Recordo a estrada coberta de cinza que se abria vertiginosamente à minha frente enquanto, sem que eu soubesse, os mares se afastavam para que pudesses caminhar.
Acelera mais um pouco, peço-te.
Põe a música mais alta e cala tudo o que não quero ouvir... Cala a minha voz e o meu coração que agora me bloqueiam o raciocínio e me aborrecem o olhar.
Cala-te tu também e vai até onde o mundo acaba.
"Onde queres ir? Gostava de ver o mar..."
Não quero ver o mar!
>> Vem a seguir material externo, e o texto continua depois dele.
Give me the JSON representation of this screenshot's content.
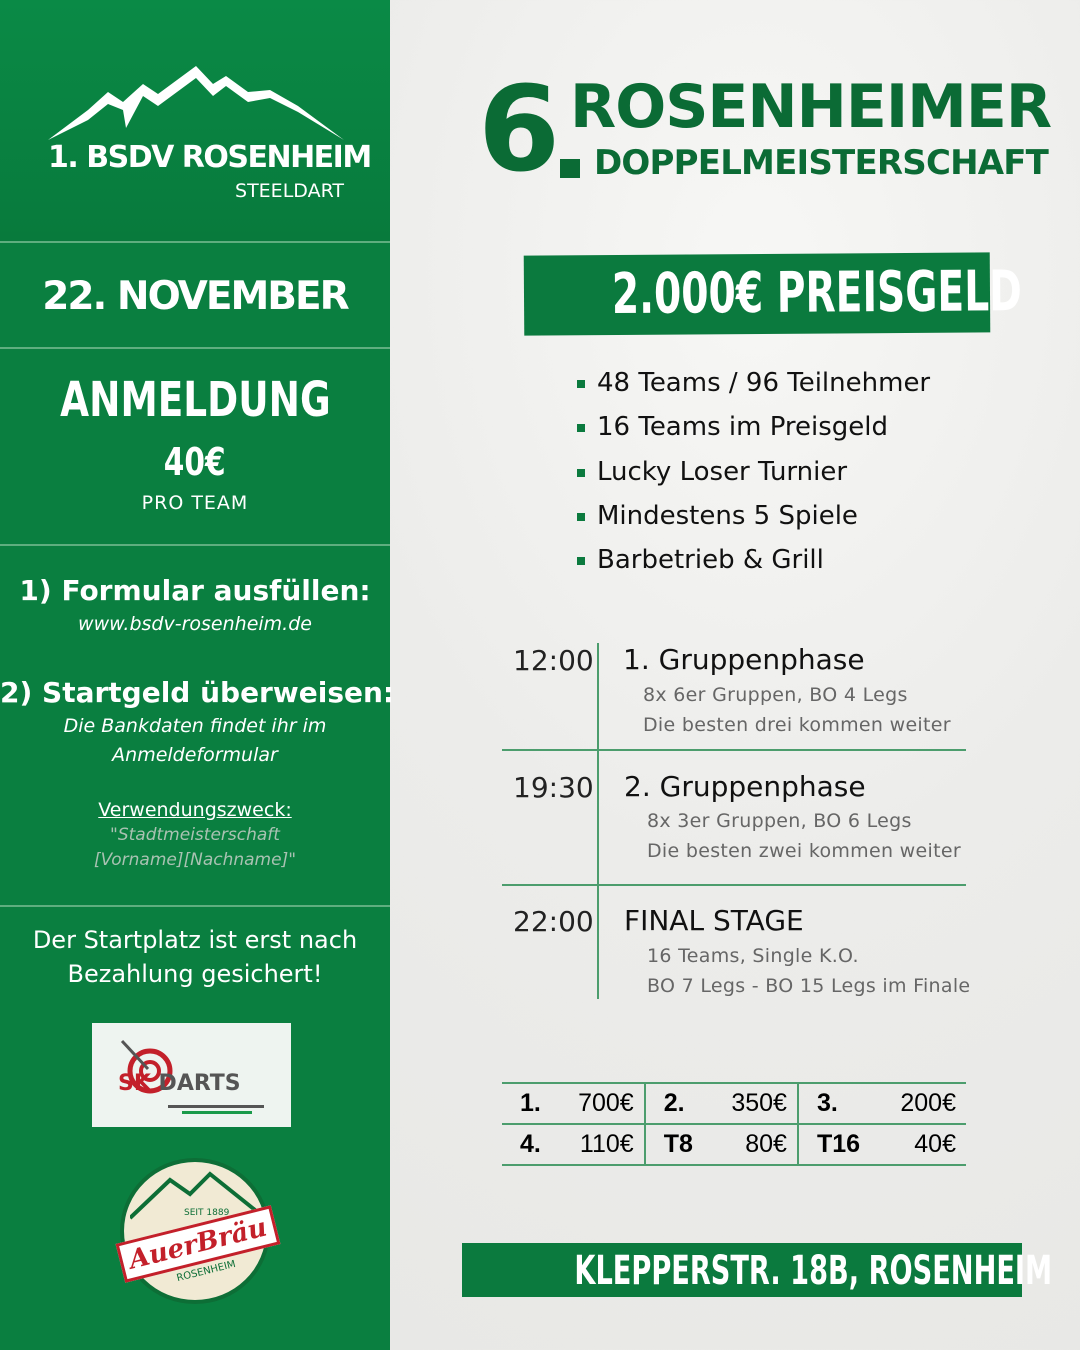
{
  "sidebar": {
    "club_name": "1. BSDV ROSENHEIM",
    "club_sub": "STEELDART",
    "date": "22. NOVEMBER",
    "registration_title": "ANMELDUNG",
    "fee": "40€",
    "fee_unit": "PRO TEAM",
    "step1_title": "1) Formular ausfüllen:",
    "step1_url": "www.bsdv-rosenheim.de",
    "step2_title": "2) Startgeld überweisen:",
    "step2_line1": "Die Bankdaten findet ihr im",
    "step2_line2": "Anmeldeformular",
    "purpose_label": "Verwendungszweck:",
    "purpose_line1": "\"Stadtmeisterschaft",
    "purpose_line2": "[Vorname][Nachname]\"",
    "notice_line1": "Der Startplatz ist erst nach",
    "notice_line2": "Bezahlung gesichert!",
    "sponsor1": "SK DARTS",
    "sponsor2": "AuerBräu",
    "sponsor2_since": "SEIT 1889",
    "sponsor2_city": "ROSENHEIM"
  },
  "header": {
    "number": "6",
    "title1": "ROSENHEIMER",
    "title2": "DOPPELMEISTERSCHAFT"
  },
  "prize_banner": "2.000€ PREISGELD",
  "bullets": [
    "48 Teams / 96 Teilnehmer",
    "16 Teams im Preisgeld",
    "Lucky Loser Turnier",
    "Mindestens 5 Spiele",
    "Barbetrieb & Grill"
  ],
  "schedule": [
    {
      "time": "12:00",
      "title": "1. Gruppenphase",
      "line1": "8x 6er Gruppen, BO 4 Legs",
      "line2": "Die besten drei kommen weiter"
    },
    {
      "time": "19:30",
      "title": "2. Gruppenphase",
      "line1": "8x 3er Gruppen, BO 6 Legs",
      "line2": "Die besten zwei kommen weiter"
    },
    {
      "time": "22:00",
      "title": "FINAL STAGE",
      "line1": "16 Teams, Single K.O.",
      "line2": "BO 7 Legs - BO 15 Legs im Finale"
    }
  ],
  "prizes": [
    [
      {
        "place": "1.",
        "amount": "700€"
      },
      {
        "place": "2.",
        "amount": "350€"
      },
      {
        "place": "3.",
        "amount": "200€"
      }
    ],
    [
      {
        "place": "4.",
        "amount": "110€"
      },
      {
        "place": "T8",
        "amount": "80€"
      },
      {
        "place": "T16",
        "amount": "40€"
      }
    ]
  ],
  "address": "KLEPPERSTR. 18B, ROSENHEIM",
  "colors": {
    "green": "#0a7f40",
    "dark_green": "#0b6b35",
    "background": "#eeeeec"
  }
}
Leva-me para longe, para onde queiras ir... Mas não para perto do mar.
Leva-me ao fim do mundo, pede-te a voz dentro da minha cabeça.
Fecho os olhos e encolho-me ao teu lado. Sei que estás a olhar para mim, julgas que durmo, que esqueci que atrás de nós se desenrola a serpente, que não lhe ouço o sibilar doloroso cada vez que o sol teima furar o nevoeiro.
Não quero saber! Só quero o silêncio, a música e que obedeças quando te digo que quero que me leves até ao fim do mundo. Não quero saber do veneno que escorre em jeito de poema pelas presas da serpente e finjo ignorar que foram as tuas mãos que me acordaram da serenidade da noite, porque na verdade ignoro.
Não páres nesta estrada em que nada existe, pois todos os caminhos que percorrerei terão início aqui e não quero.
Penso.
Peço-te.
"Posso ler-vos um poema ?" sibila a serpente. Olho para trás e de novo volto-me para ti, sem te ver, e por esta vez o ar enche-se de palavras, de aventuras parisienses, risos e medo. Medo dos sonhos em que os altares se incendeiam, medo da voz que me grita: A noite é eterna! enquanto desenlaço a corda à volta dos pulsos, medo por simplesmente sentir medo das horas que virão.